AI Integration: Both Platform and Tool
OpenSearch’s AI strategy operates on two levels. First, it serves as infrastructure for AI applications, providing the search and vector database capabilities that power modern AI systems. Second, it increasingly incorporates AI to enhance its own functionality.
“Search fundamentally is changing” in the AI era, Karnik observed. “If you think of OpenSearch as the next generation search platform,” it’s enabling users to ask ambiguous questions and receive insightful answers through the combination of large language models and OpenSearch’s analytical capabilities.
The platform now supports the Model Context Protocol, enabling more sophisticated agentic workflows. This positions OpenSearch not just as a data store, but as an active participant in AI-driven decision making.
Observability and DevOps Transformation
Beyond AI applications, OpenSearch continues strengthening its position in observability and log analytics. The platform’s analytical capabilities, combined with GenAI features, are helping DevOps teams accelerate root cause analysis and issue resolution.
“We are now able to leverage OpenSearch’s analytical capabilities combined with the GenAI capabilities to get to the root cause very quickly,” Karnik explained. This can significantly accelerate debugging and reduce mean time to resolution for production issues.

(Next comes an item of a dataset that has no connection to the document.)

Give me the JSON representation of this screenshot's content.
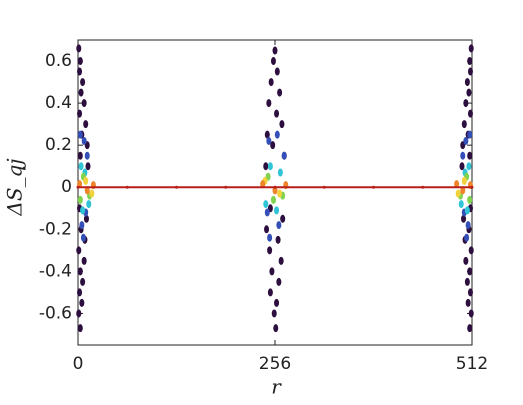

Looking Ahead: Agentic Memory and Beyond
Future development will focus on agentic memory capabilities – a critical component for AI agents that need to maintain context across interactions. “Agents, in addition to using tools, require memory to maintain context,” Karnik noted. “We are exploring like OpenSearch could be a powerful platform to build that kind of capability, given it’s a search and a vector database.”

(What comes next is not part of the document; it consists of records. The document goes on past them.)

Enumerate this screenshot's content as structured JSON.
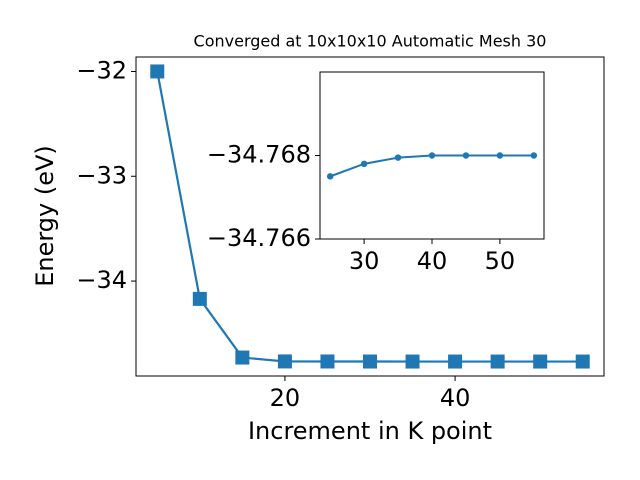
{
  "chart_data": [
    {
      "type": "line",
      "title": "Converged at 10x10x10 Automatic Mesh 30",
      "x_label": "Increment in K point",
      "y_label": "Energy (eV)",
      "x": [
        5,
        10,
        15,
        20,
        25,
        30,
        35,
        40,
        45,
        50,
        55
      ],
      "series": [
        {
          "color": "#1f77b4",
          "marker": "square",
          "values": [
            -32.0,
            -34.17,
            -34.73,
            -34.767,
            -34.7675,
            -34.7678,
            -34.768,
            -34.768,
            -34.768,
            -34.768,
            -34.768
          ]
        }
      ],
      "xlim": [
        2.5,
        57.5
      ],
      "ylim": [
        -34.906,
        -31.862
      ],
      "xticks": [
        20,
        40
      ],
      "yticks": [
        {
          "value": -34,
          "label": "−34"
        },
        {
          "value": -33,
          "label": "−33"
        },
        {
          "value": -32,
          "label": "−32"
        }
      ]
    },
    {
      "type": "line",
      "x": [
        25,
        30,
        35,
        40,
        45,
        50,
        55
      ],
      "series": [
        {
          "color": "#1f77b4",
          "marker": "circle",
          "values": [
            -34.7675,
            -34.7678,
            -34.76795,
            -34.768,
            -34.768,
            -34.768,
            -34.768
          ]
        }
      ],
      "xlim": [
        23.5,
        56.5
      ],
      "ylim": [
        -34.77,
        -34.766
      ],
      "invert_y": true,
      "xticks": [
        30,
        40,
        50
      ],
      "yticks": [
        {
          "value": -34.768,
          "label": "−34.768"
        },
        {
          "value": -34.766,
          "label": "−34.766"
        }
      ]
    }
  ]
}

This roadmap reflects OpenSearch’s positioning at the forefront of enterprise AI infrastructure, where traditional boundaries between search, analytics, and AI are increasingly blurred.

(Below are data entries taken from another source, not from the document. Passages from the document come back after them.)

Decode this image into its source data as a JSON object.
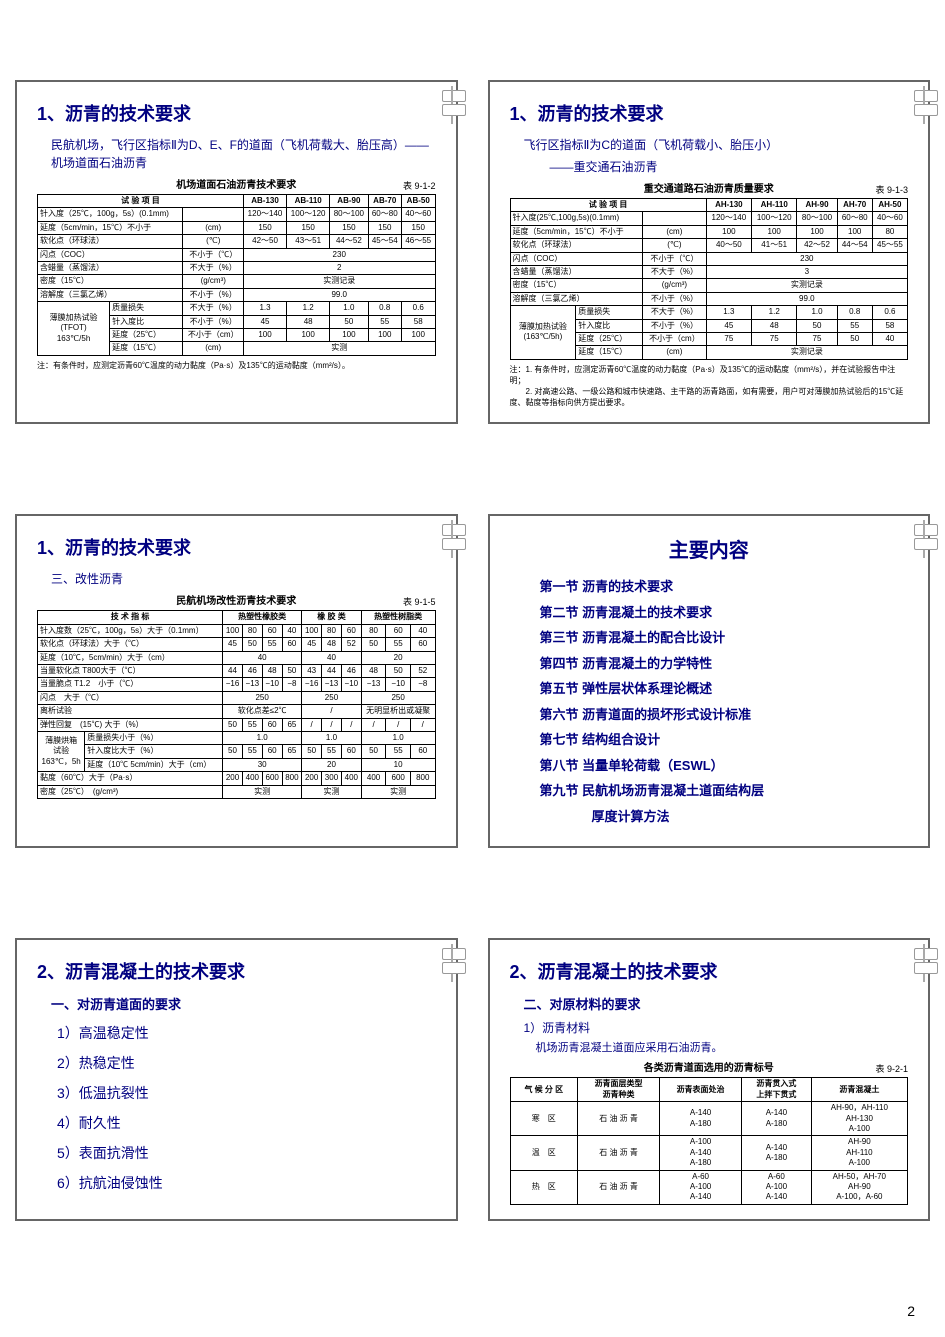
{
  "page_number": "2",
  "slide1": {
    "title": "1、沥青的技术要求",
    "subtitle": "民航机场，飞行区指标Ⅱ为D、E、F的道面（飞机荷载大、胎压高）——机场道面石油沥青",
    "table_title": "机场道面石油沥青技术要求",
    "table_number": "表 9-1-2",
    "cols": [
      "试 验 项 目",
      "",
      "AB-130",
      "AB-110",
      "AB-90",
      "AB-70",
      "AB-50"
    ],
    "rows": [
      [
        "针入度（25℃，100g，5s）(0.1mm)",
        "",
        "120～140",
        "100～120",
        "80～100",
        "60～80",
        "40～60"
      ],
      [
        "延度（5cm/min，15℃）不小于",
        "(cm)",
        "150",
        "150",
        "150",
        "150",
        "150"
      ],
      [
        "软化点（环球法）",
        "(℃)",
        "42～50",
        "43～51",
        "44～52",
        "45～54",
        "46～55"
      ],
      [
        "闪点（COC）",
        "不小于（℃）",
        "",
        "",
        "230",
        "",
        ""
      ],
      [
        "含蜡量（蒸馏法）",
        "不大于（%）",
        "",
        "",
        "2",
        "",
        ""
      ],
      [
        "密度（15℃）",
        "(g/cm³)",
        "",
        "",
        "实测记录",
        "",
        ""
      ],
      [
        "溶解度（三氯乙烯）",
        "不小于（%）",
        "",
        "",
        "99.0",
        "",
        ""
      ]
    ],
    "tfot_label": "薄膜加热试验\n(TFOT)\n163℃/5h",
    "tfot_rows": [
      [
        "质量损失",
        "不大于（%）",
        "1.3",
        "1.2",
        "1.0",
        "0.8",
        "0.6"
      ],
      [
        "针入度比",
        "不小于（%）",
        "45",
        "48",
        "50",
        "55",
        "58"
      ],
      [
        "延度（25℃）",
        "不小于（cm）",
        "100",
        "100",
        "100",
        "100",
        "100"
      ],
      [
        "延度（15℃）",
        "(cm)",
        "",
        "",
        "实测",
        "",
        ""
      ]
    ],
    "note": "注：有条件时，应测定沥青60℃温度的动力黏度（Pa·s）及135℃的运动黏度（mm²/s）。"
  },
  "slide2": {
    "title": "1、沥青的技术要求",
    "subtitle1": "飞行区指标Ⅱ为C的道面（飞机荷载小、胎压小）",
    "subtitle2": "——重交通石油沥青",
    "table_title": "重交通道路石油沥青质量要求",
    "table_number": "表 9-1-3",
    "cols": [
      "试 验 项 目",
      "",
      "AH-130",
      "AH-110",
      "AH-90",
      "AH-70",
      "AH-50"
    ],
    "rows": [
      [
        "针入度(25℃,100g,5s)(0.1mm)",
        "",
        "120～140",
        "100～120",
        "80～100",
        "60～80",
        "40～60"
      ],
      [
        "延度（5cm/min，15℃）不小于",
        "(cm)",
        "100",
        "100",
        "100",
        "100",
        "80"
      ],
      [
        "软化点（环球法）",
        "(℃)",
        "40～50",
        "41～51",
        "42～52",
        "44～54",
        "45～55"
      ],
      [
        "闪点（COC）",
        "不小于（℃）",
        "",
        "",
        "230",
        "",
        ""
      ],
      [
        "含蜡量（蒸馏法）",
        "不大于（%）",
        "",
        "",
        "3",
        "",
        ""
      ],
      [
        "密度（15℃）",
        "(g/cm³)",
        "",
        "",
        "实测记录",
        "",
        ""
      ],
      [
        "溶解度（三氯乙烯）",
        "不小于（%）",
        "",
        "",
        "99.0",
        "",
        ""
      ]
    ],
    "tfot_label": "薄膜加热试验\n(163℃/5h)",
    "tfot_rows": [
      [
        "质量损失",
        "不大于（%）",
        "1.3",
        "1.2",
        "1.0",
        "0.8",
        "0.6"
      ],
      [
        "针入度比",
        "不小于（%）",
        "45",
        "48",
        "50",
        "55",
        "58"
      ],
      [
        "延度（25℃）",
        "不小于（cm）",
        "75",
        "75",
        "75",
        "50",
        "40"
      ],
      [
        "延度（15℃）",
        "(cm)",
        "",
        "",
        "实测记录",
        "",
        ""
      ]
    ],
    "note": "注：1. 有条件时，应测定沥青60℃温度的动力黏度（Pa·s）及135℃的运动黏度（mm²/s），并在试验报告中注明；\n　　2. 对高速公路、一级公路和城市快速路、主干路的沥青路面，如有需要，用户可对薄膜加热试验后的15℃延度、黏度等指标向供方提出要求。"
  },
  "slide3": {
    "title": "1、沥青的技术要求",
    "subtitle": "三、改性沥青",
    "table_title": "民航机场改性沥青技术要求",
    "table_number": "表 9-1-5",
    "group_headers": [
      "技 术 指 标",
      "热塑性橡胶类",
      "橡 胶 类",
      "热塑性树脂类"
    ],
    "num_headers": [
      "100",
      "80",
      "60",
      "40",
      "100",
      "80",
      "60",
      "80",
      "60",
      "40"
    ],
    "rows": [
      [
        "针入度数（25℃，100g，5s）大于（0.1mm）",
        "100",
        "80",
        "60",
        "40",
        "100",
        "80",
        "60",
        "80",
        "60",
        "40"
      ],
      [
        "软化点（环球法）大于（℃）",
        "45",
        "50",
        "55",
        "60",
        "45",
        "48",
        "52",
        "50",
        "55",
        "60"
      ],
      [
        "延度（10℃，5cm/min）大于（cm）",
        "",
        "40",
        "",
        "",
        "",
        "40",
        "",
        "",
        "20",
        ""
      ],
      [
        "当量软化点 T800大于（℃）",
        "44",
        "46",
        "48",
        "50",
        "43",
        "44",
        "46",
        "48",
        "50",
        "52"
      ],
      [
        "当量脆点 T1.2　小于（℃）",
        "−16",
        "−13",
        "−10",
        "−8",
        "−16",
        "−13",
        "−10",
        "−13",
        "−10",
        "−8"
      ],
      [
        "闪点　大于（℃）",
        "",
        "250",
        "",
        "",
        "",
        "250",
        "",
        "",
        "250",
        ""
      ],
      [
        "离析试验",
        "",
        "软化点差≤2℃",
        "",
        "",
        "",
        "/",
        "",
        "",
        "无明显析出或凝聚",
        ""
      ],
      [
        "弹性回复　(15℃) 大于（%）",
        "50",
        "55",
        "60",
        "65",
        "/",
        "/",
        "/",
        "/",
        "/",
        "/"
      ]
    ],
    "tfot_label": "薄膜烘箱\n试验\n163℃，5h",
    "tfot_rows": [
      [
        "质量损失小于（%）",
        "",
        "1.0",
        "",
        "",
        "",
        "1.0",
        "",
        "",
        "1.0",
        ""
      ],
      [
        "针入度比大于（%）",
        "50",
        "55",
        "60",
        "65",
        "50",
        "55",
        "60",
        "50",
        "55",
        "60"
      ],
      [
        "延度（10℃ 5cm/min）大于（cm）",
        "",
        "30",
        "",
        "",
        "",
        "20",
        "",
        "",
        "10",
        ""
      ]
    ],
    "tailrows": [
      [
        "黏度（60℃）大于（Pa·s）",
        "200",
        "400",
        "600",
        "800",
        "200",
        "300",
        "400",
        "400",
        "600",
        "800"
      ],
      [
        "密度（25℃）　(g/cm³)",
        "",
        "实测",
        "",
        "",
        "",
        "实测",
        "",
        "",
        "实测",
        ""
      ]
    ]
  },
  "slide4": {
    "title": "主要内容",
    "items": [
      "第一节  沥青的技术要求",
      "第二节  沥青混凝土的技术要求",
      "第三节  沥青混凝土的配合比设计",
      "第四节  沥青混凝土的力学特性",
      "第五节  弹性层状体系理论概述",
      "第六节  沥青道面的损坏形式设计标准",
      "第七节  结构组合设计",
      "第八节  当量单轮荷载（ESWL）",
      "第九节  民航机场沥青混凝土道面结构层",
      "　　　　厚度计算方法"
    ]
  },
  "slide5": {
    "title": "2、沥青混凝土的技术要求",
    "subhead": "一、对沥青道面的要求",
    "items": [
      "1）高温稳定性",
      "2）热稳定性",
      "3）低温抗裂性",
      "4）耐久性",
      "5）表面抗滑性",
      "6）抗航油侵蚀性"
    ]
  },
  "slide6": {
    "title": "2、沥青混凝土的技术要求",
    "subhead": "二、对原材料的要求",
    "sub2": "1）沥青材料",
    "sub3": "机场沥青混凝土道面应采用石油沥青。",
    "table_title": "各类沥青道面选用的沥青标号",
    "table_number": "表 9-2-1",
    "cols": [
      "气 候 分 区",
      "沥青面层类型\n沥青种类",
      "沥青表面处治",
      "沥青贯入式\n上拌下贯式",
      "沥青混凝土"
    ],
    "rows": [
      [
        "寒　区",
        "石 油 沥 青",
        "A-140\nA-180",
        "A-140\nA-180",
        "AH-90，AH-110\nAH-130\nA-100"
      ],
      [
        "温　区",
        "石 油 沥 青",
        "A-100\nA-140\nA-180",
        "A-140\nA-180",
        "AH-90\nAH-110\nA-100"
      ],
      [
        "热　区",
        "石 油 沥 青",
        "A-60\nA-100\nA-140",
        "A-60\nA-100\nA-140",
        "AH-50，AH-70\nAH-90\nA-100，A-60"
      ]
    ]
  }
}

Community Growth and Sustainability
With over 90 partners and a growing community of core maintainers, OpenSearch is building the sustainable foundation necessary for long-term success. The project’s Technical Steering Committee is driving architectural modernization toward a more cloud-native design – changes that require deep technical expertise and community commitment.
As organizations increasingly adopt AI-first architectures, OpenSearch’s dual role as both search platform and AI infrastructure positions it as essential enterprise technology. The 46% contributor growth suggests the broader tech community recognizes this potential, contributing not just code but strategic direction for the platform’s future.